Just Before Deadline, Israel's Netanyahu Forms New Government

Israeli Prime Minister Benjamin Netanyahu, shown speaking in Washington in March, announced a new coalition government on Wednesday night. The deal assures Netanyahu of a fourth term, but he has a narrow majority in parliament with a coalition that could be vulnerable to collapse. (AP)
Israeli Prime Minister Benjamin Netanyahu, shown speaking in Washington in March, announced a new coalition government on Wednesday night. The deal assures Netanyahu of a fourth term, but he has a narrow majority in parliament with a coalition that could be vulnerable to collapse. (AP)

With a deadline looming Wednesday night, Israeli Prime Minister Benjamin Netanyahu cobbled together a new coalition government that gives him the bare minimum of parliamentary seats needed to govern, according to news reports.

The deal assures Netanyahu of a fourth term as prime minister, but it is not the outcome he envisioned when he dissolved his fractious coalition last December and called for early elections in March.

His Likud Party won 30 seats, the most of any party, but it was far short of the 61 needed to form a government.
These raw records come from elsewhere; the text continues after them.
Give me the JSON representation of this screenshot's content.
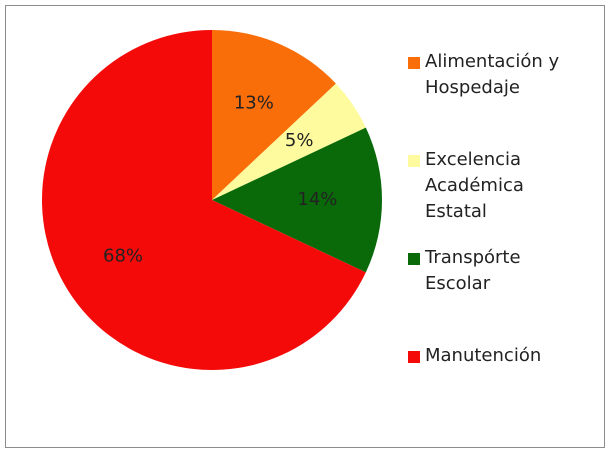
{
  "chart_data": {
    "type": "pie",
    "categories": [
      "Alimentación y Hospedaje",
      "Excelencia Académica Estatal",
      "Transpórte Escolar",
      "Manutención"
    ],
    "values": [
      13,
      5,
      14,
      68
    ],
    "value_labels": [
      "13%",
      "5%",
      "14%",
      "68%"
    ],
    "colors": [
      "#fa6e0a",
      "#fdfb9e",
      "#0a6a0a",
      "#f50a0a"
    ],
    "legend": "right"
  }
}
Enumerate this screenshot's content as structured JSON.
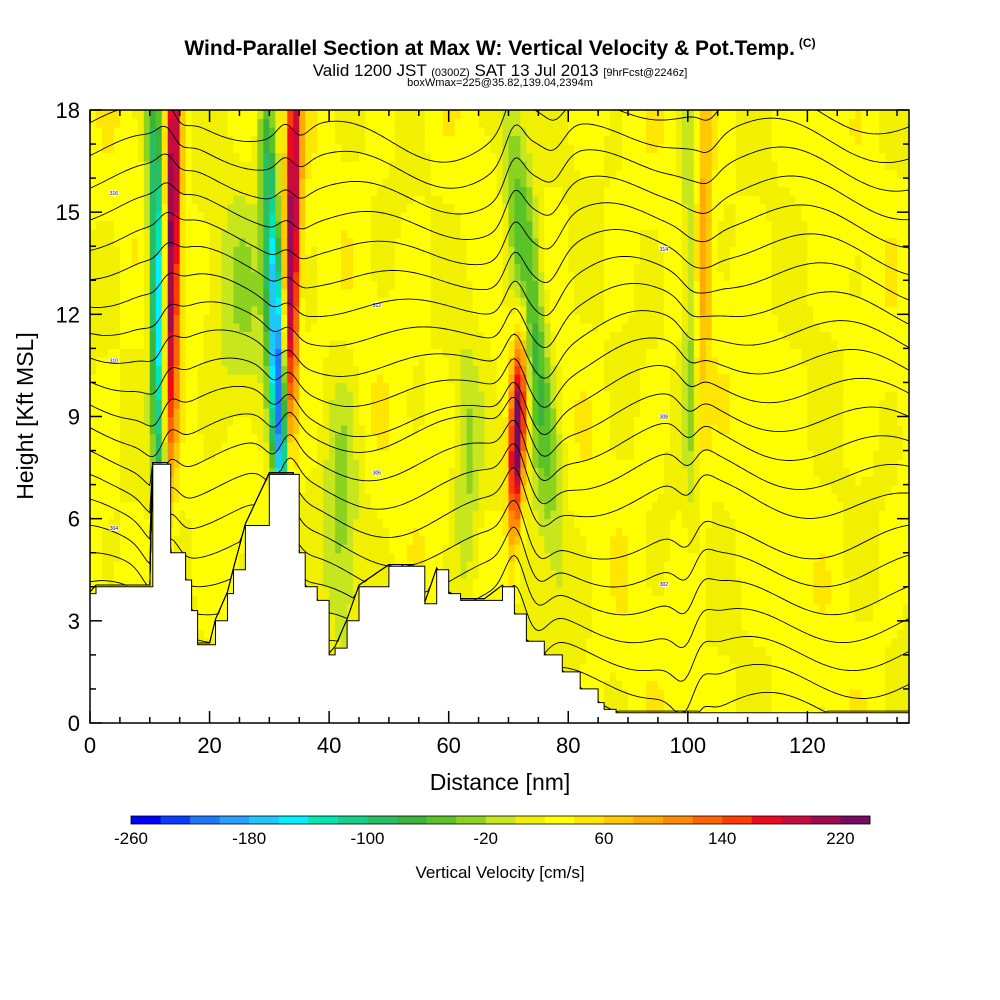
{
  "title": "Wind-Parallel Section at Max W: Vertical Velocity & Pot.Temp.",
  "copyright": "(C)",
  "subtitle": {
    "part1": "Valid 1200 JST",
    "part2": "(0300Z)",
    "part3": "SAT 13 Jul 2013",
    "part4": "[9hrFcst@2246z]"
  },
  "subtitle2": "boxWmax=225@35.82,139.04,2394m",
  "chart_data": {
    "type": "heatmap",
    "xlabel": "Distance [nm]",
    "ylabel": "Height [Kft MSL]",
    "xlim": [
      0,
      137
    ],
    "ylim": [
      0,
      18
    ],
    "xticks": [
      0,
      20,
      40,
      60,
      80,
      100,
      120
    ],
    "yticks": [
      0,
      3,
      6,
      9,
      12,
      15,
      18
    ],
    "colorbar": {
      "label": "Vertical Velocity [cm/s]",
      "tick_labels": [
        -260,
        -180,
        -100,
        -20,
        60,
        140,
        220
      ],
      "min": -260,
      "max": 240,
      "step": 20,
      "colors": [
        "#0000ff",
        "#0a3cff",
        "#1e78ff",
        "#28a0ff",
        "#1ec8ff",
        "#00f0ff",
        "#00e6b4",
        "#14d28c",
        "#28be64",
        "#3cb43c",
        "#5ac328",
        "#8cd21e",
        "#c8e61e",
        "#f0f000",
        "#ffff00",
        "#ffe600",
        "#ffc800",
        "#ffaa00",
        "#ff8c00",
        "#ff6400",
        "#ff3c00",
        "#ee0a1e",
        "#c80a3c",
        "#a00a50",
        "#780a64"
      ]
    },
    "updraft_bands": [
      {
        "x": 13,
        "peak": 220
      },
      {
        "x": 33,
        "peak": 200
      },
      {
        "x": 71,
        "peak": 225
      },
      {
        "x": 102,
        "peak": 60
      }
    ],
    "downdraft_bands": [
      {
        "x": 12,
        "peak": -200
      },
      {
        "x": 32,
        "peak": -240
      },
      {
        "x": 76,
        "peak": -100
      },
      {
        "x": 101,
        "peak": -60
      }
    ],
    "terrain": {
      "x": [
        0,
        1,
        10,
        10.5,
        13,
        13.5,
        16,
        17,
        18,
        20,
        21,
        23,
        24,
        26,
        30,
        34,
        35,
        36,
        38,
        40,
        41,
        43,
        45,
        50,
        54,
        56,
        58,
        60,
        62,
        64,
        66,
        69,
        71,
        73,
        76,
        79,
        82,
        85,
        86,
        88,
        137
      ],
      "height": [
        3.8,
        4.0,
        4.0,
        7.6,
        7.6,
        5.0,
        4.2,
        3.3,
        2.3,
        2.3,
        3.0,
        3.8,
        4.5,
        5.8,
        7.3,
        7.3,
        5.0,
        4.0,
        3.6,
        2.0,
        2.2,
        3.0,
        4.0,
        4.6,
        4.6,
        3.5,
        4.5,
        3.8,
        3.6,
        3.6,
        3.6,
        4.0,
        3.2,
        2.4,
        2.0,
        1.5,
        1.0,
        0.6,
        0.4,
        0.3,
        0.3
      ]
    },
    "contour_labels": [
      "298",
      "300",
      "302",
      "304",
      "306",
      "308",
      "310",
      "312",
      "314",
      "316",
      "318",
      "320",
      "322"
    ]
  }
}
Netanyahu has spent the past six weeks in difficult negotiations, putting together a new coalition that consists of five parties.

However, the coalition has just 61 of the 120 seats in Israel's Knesset, or parliament. Netanyahu was hoping for a larger majority, but was rebuffed by at least one other party and had to announce his coalition by midnight Wednesday. He beat the deadline by just an hour.
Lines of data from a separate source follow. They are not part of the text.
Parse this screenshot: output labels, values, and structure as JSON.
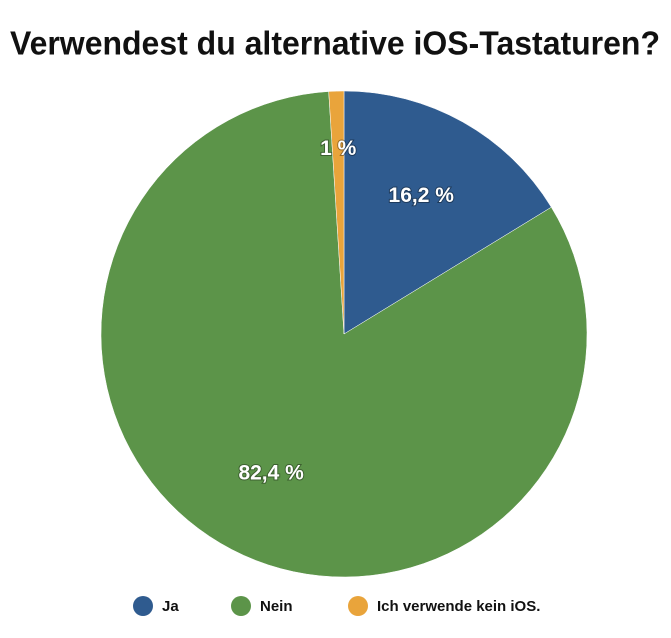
{
  "chart_data": {
    "type": "pie",
    "title": "Verwendest du alternative iOS-Tastaturen?",
    "categories": [
      "Ja",
      "Nein",
      "Ich verwende kein iOS."
    ],
    "values": [
      16.2,
      82.4,
      1
    ],
    "value_labels": [
      "16,2 %",
      "82,4 %",
      "1 %"
    ],
    "colors": [
      "#2f5b8f",
      "#5c9449",
      "#e9a43b"
    ],
    "legend": "bottom"
  }
}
Every Israeli government since independence in 1948 has been a coalition and few have managed to survive the full four years they are allotted.

Netanyahu can claim that his new government is more unified politically than his last one. The five parties all belong to the right, in contrast to his previous government, which had centrist parties and Cabinet ministers openly critical of the prime minister.
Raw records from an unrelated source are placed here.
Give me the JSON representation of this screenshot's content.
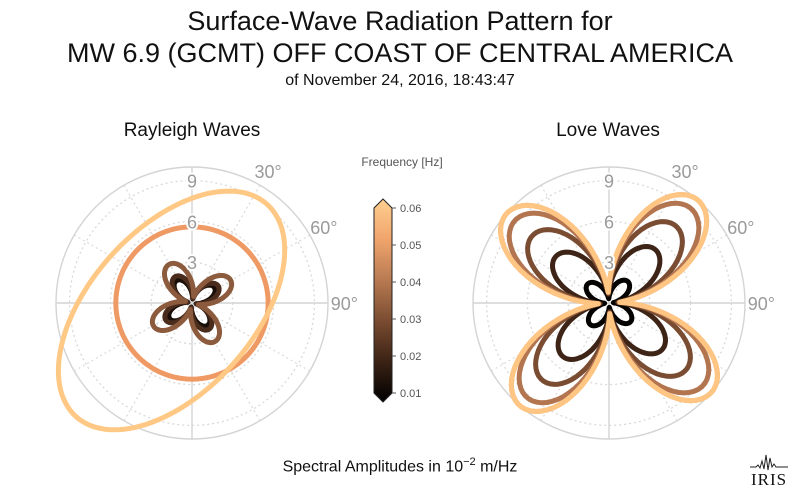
{
  "title": {
    "line1": "Surface-Wave Radiation Pattern for",
    "line2": "MW 6.9 (GCMT) OFF COAST OF CENTRAL AMERICA",
    "line3": "of November 24, 2016, 18:43:47"
  },
  "footer": {
    "prefix": "Spectral Amplitudes in 10",
    "exponent": "−2",
    "suffix": " m/Hz"
  },
  "logo": {
    "text": "IRIS"
  },
  "chart_data": [
    {
      "type": "polar-line",
      "name": "rayleigh",
      "title": "Rayleigh Waves",
      "rlim": [
        0,
        10
      ],
      "radial_ticks": [
        {
          "value": 3,
          "label": "3"
        },
        {
          "value": 6,
          "label": "6"
        },
        {
          "value": 9,
          "label": "9"
        }
      ],
      "angle_ticks": [
        {
          "deg": 30,
          "label": "30°"
        },
        {
          "deg": 60,
          "label": "60°"
        },
        {
          "deg": 90,
          "label": "90°"
        }
      ],
      "series": [
        {
          "frequency": 0.01,
          "color": "#1a0e08",
          "pattern": "four-lobe",
          "amplitude": 2.0,
          "orientation_deg": 10,
          "node_fraction": 0.15
        },
        {
          "frequency": 0.02,
          "color": "#4a2c1c",
          "pattern": "four-lobe",
          "amplitude": 2.3,
          "orientation_deg": 12,
          "node_fraction": 0.15
        },
        {
          "frequency": 0.03,
          "color": "#8c5a3c",
          "pattern": "four-lobe",
          "amplitude": 3.3,
          "orientation_deg": 14,
          "node_fraction": 0.15
        },
        {
          "frequency": 0.045,
          "color": "#ef9a64",
          "pattern": "circle",
          "amplitude": 5.6
        },
        {
          "frequency": 0.06,
          "color": "#ffc985",
          "pattern": "oval",
          "a": 10.5,
          "b": 6.0,
          "orientation_deg": 42,
          "offset_r": 1.6,
          "offset_deg": -110
        }
      ]
    },
    {
      "type": "polar-line",
      "name": "love",
      "title": "Love Waves",
      "rlim": [
        0,
        10
      ],
      "radial_ticks": [
        {
          "value": 3,
          "label": "3"
        },
        {
          "value": 6,
          "label": "6"
        },
        {
          "value": 9,
          "label": "9"
        }
      ],
      "angle_ticks": [
        {
          "deg": 30,
          "label": "30°"
        },
        {
          "deg": 60,
          "label": "60°"
        },
        {
          "deg": 90,
          "label": "90°"
        }
      ],
      "series": [
        {
          "frequency": 0.01,
          "color": "#050302",
          "pattern": "four-lobe",
          "amplitude": 2.1,
          "orientation_deg": -4,
          "node_fraction": 0.15
        },
        {
          "frequency": 0.02,
          "color": "#3d2416",
          "pattern": "four-lobe",
          "amplitude": 5.2,
          "orientation_deg": -4,
          "node_fraction": 0.12
        },
        {
          "frequency": 0.03,
          "color": "#7a4c31",
          "pattern": "four-lobe",
          "amplitude": 7.5,
          "orientation_deg": -4,
          "node_fraction": 0.1
        },
        {
          "frequency": 0.04,
          "color": "#b37550",
          "pattern": "four-lobe",
          "amplitude": 9.2,
          "orientation_deg": -4,
          "node_fraction": 0.08
        },
        {
          "frequency": 0.05,
          "color": "#e8a06c",
          "pattern": "four-lobe",
          "amplitude": 10.0,
          "orientation_deg": -4,
          "node_fraction": 0.08
        },
        {
          "frequency": 0.06,
          "color": "#ffc583",
          "pattern": "four-lobe",
          "amplitude": 10.0,
          "orientation_deg": -4,
          "node_fraction": 0.08
        }
      ]
    }
  ],
  "colorbar": {
    "label": "Frequency [Hz]",
    "min": 0.01,
    "max": 0.06,
    "ticks": [
      {
        "value": 0.01,
        "label": "0.01"
      },
      {
        "value": 0.02,
        "label": "0.02"
      },
      {
        "value": 0.03,
        "label": "0.03"
      },
      {
        "value": 0.04,
        "label": "0.04"
      },
      {
        "value": 0.05,
        "label": "0.05"
      },
      {
        "value": 0.06,
        "label": "0.06"
      }
    ],
    "stops": [
      "#000000",
      "#3b2214",
      "#7a4c31",
      "#b87a52",
      "#f0a46c",
      "#ffcf90"
    ]
  }
}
The new coalition should be more in sync with Netanyahu when it comes to policies that have marked his rule: a tough line with the Palestinians, the expansion of West Bank settlements, and strong opposition to the current negotiations between world powers and Iran on its nuclear program.

But the narrow majority means the coalition will be extremely vulnerable to collapse. If any party decides to drop out — something that happens with regularity in Israeli politics — Netanyahu would have to quickly find another party to replace it or face the prospect of his government collapsing.

"One single party could have a lot of power over whether this government would hold or whether it would fall," NPR's Jerusalem correspondent, Emily Harris, told NPR's program Here & Now.

Netanyahu, one of the longest-serving prime ministers in Israel's history, made a number of controversial statements during the campaign that could set the tone for his new term.

He said a Palestinian state was not possible under the current circumstances, a remark that provoked anger among Palestinians, who have long accused the Israeli leader of avoiding substantive negotiations on a two-state solution.

Netanyahu's frosty relations with President Obama became even more fraught after the Israeli leader spoke before the U.S. Congress in March and sharply criticized the nuclear negotiations with Iran.